# Help: Feel difference of Stiff Springs/OEM Bar v. Thick Bar/Softer Springs



## nlink720 (Apr 16, 2008)

So I had my Z4 tuned well at the end of last year's autocross season as follows: H&R sway bar at mid front and rear, 550 front springs / 700 rear springs. 

Because I am a tool, I wanted to experiment and see if I could get more grip by going back to the OEM sway bars since I was at mid front and rear on the H&R bar, which is 2mm thicker front and rear than the OEM bars.

I swapped back to the OEM sways, and the front was fine (not a significant change), but the rear was wallowing a lot. So I figured that the rear H&R sway had previously been contributing more at the mid setting than the front was at the mid setting. 

As a result, I upped the rear spring from 700 to 800. Now, the car feels balanced, does not wallow, but the overall car feels just different.
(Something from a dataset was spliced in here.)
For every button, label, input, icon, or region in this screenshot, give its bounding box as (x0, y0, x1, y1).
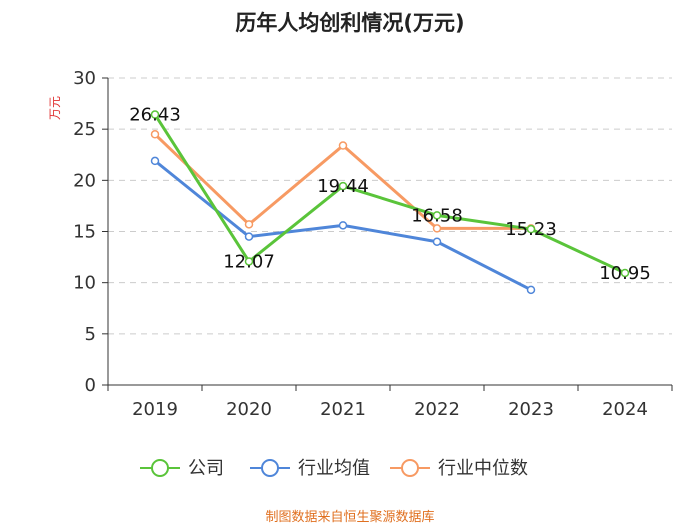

It is less solid feeling, but there is no more or less body roll than when I had my "perfect" setup from the end of last season. I think I probably have a little more grip now, but the feel is the main issue that I am seeking feedback on.
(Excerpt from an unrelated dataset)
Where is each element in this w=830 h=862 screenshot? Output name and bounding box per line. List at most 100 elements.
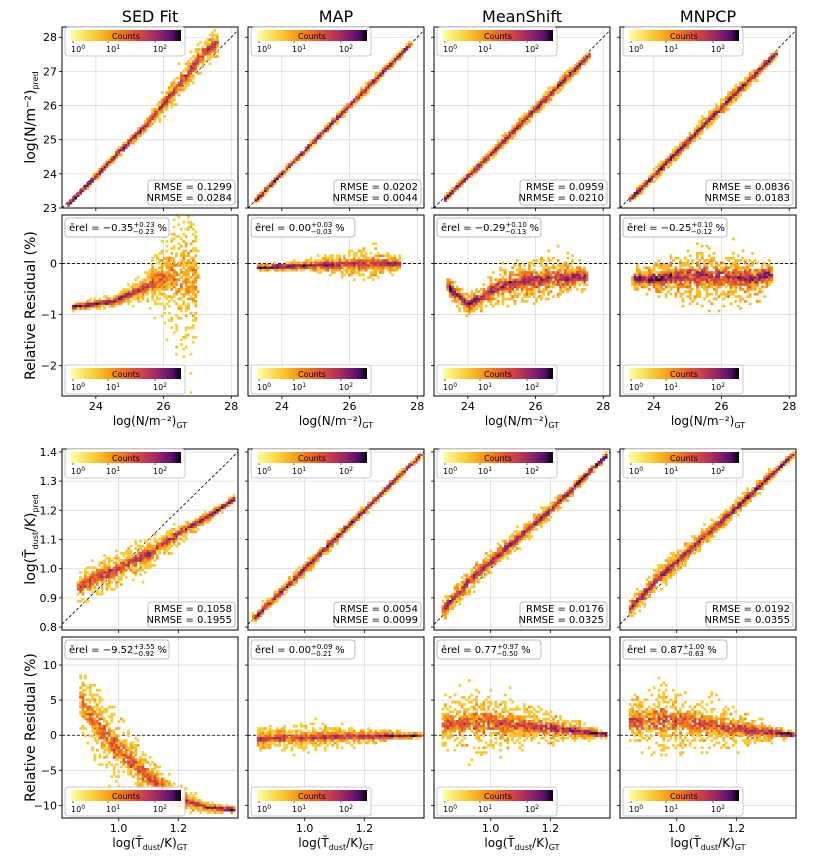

Is is because the sway bar is a fixed piece of metal that it provides a more rigid and inflexible feel in its approach to reducing body roll whereas the springs are innately more sloppy? 
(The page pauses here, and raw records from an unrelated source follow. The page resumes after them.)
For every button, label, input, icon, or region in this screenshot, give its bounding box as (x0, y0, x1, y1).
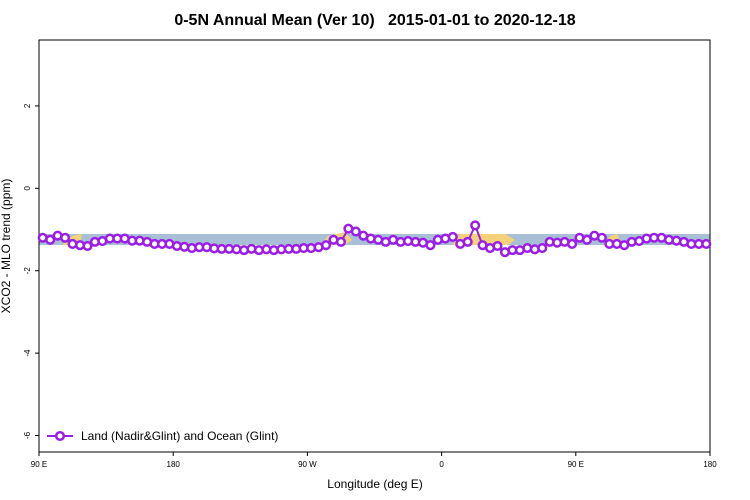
y-tick-label: 2 (23, 103, 32, 108)
data-point (492, 240, 503, 252)
data-point (537, 243, 548, 254)
x-tick-label: 0 (439, 460, 444, 469)
data-point (82, 240, 93, 252)
data-point (60, 232, 71, 243)
y-tick-label: 0 (23, 186, 32, 191)
legend: Land (Nadir&Glint) and Ocean (Glint) (47, 429, 278, 443)
data-point (567, 238, 578, 249)
x-tick-label: 180 (703, 460, 717, 469)
data-point (320, 240, 332, 251)
x-tick-label: 90 E (31, 460, 47, 469)
y-tick-label: -6 (23, 431, 32, 439)
legend-label: Land (Nadir&Glint) and Ocean (Glint) (81, 429, 278, 443)
data-point (701, 238, 712, 249)
y-tick-label: -4 (23, 349, 32, 357)
data-point (45, 234, 56, 245)
data-point (470, 220, 481, 231)
x-tick-label: 90 E (568, 460, 584, 469)
data-point (335, 236, 347, 247)
data-point (447, 231, 458, 242)
chart-title: 0-5N Annual Mean (Ver 10) 2015-01-01 to … (174, 12, 575, 29)
x-tick-label: 180 (167, 460, 181, 469)
data-point (425, 240, 436, 251)
data-point (462, 236, 473, 247)
data-point (596, 232, 607, 243)
y-tick-label: -2 (23, 267, 32, 275)
legend-marker (54, 430, 66, 442)
data-point (350, 226, 361, 237)
x-tick-label: 90 W (298, 460, 317, 469)
y-axis-label: XCO2 - MLO trend (ppm) (0, 179, 13, 314)
data-point (581, 234, 593, 245)
x-axis-label: Longitude (deg E) (327, 477, 422, 491)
I really like the idea of decoupling the suspension through springs and the OEM bar rather than losing independence to some degree via thicker sway bars.

Comments?

By the way, I cannot get the H&R rear bar to the softest rear setting, otherwise I would have set it there.


----------



## nlink720 (Apr 16, 2008)

The difference between the two can be analogized as like the difference between a tire with full tread (like the softer sway and stiffer spring) and a tire with nearly no tread (like my stiffer sway and softer spring setup). That's the feel difference I am trying to reconcile.


----------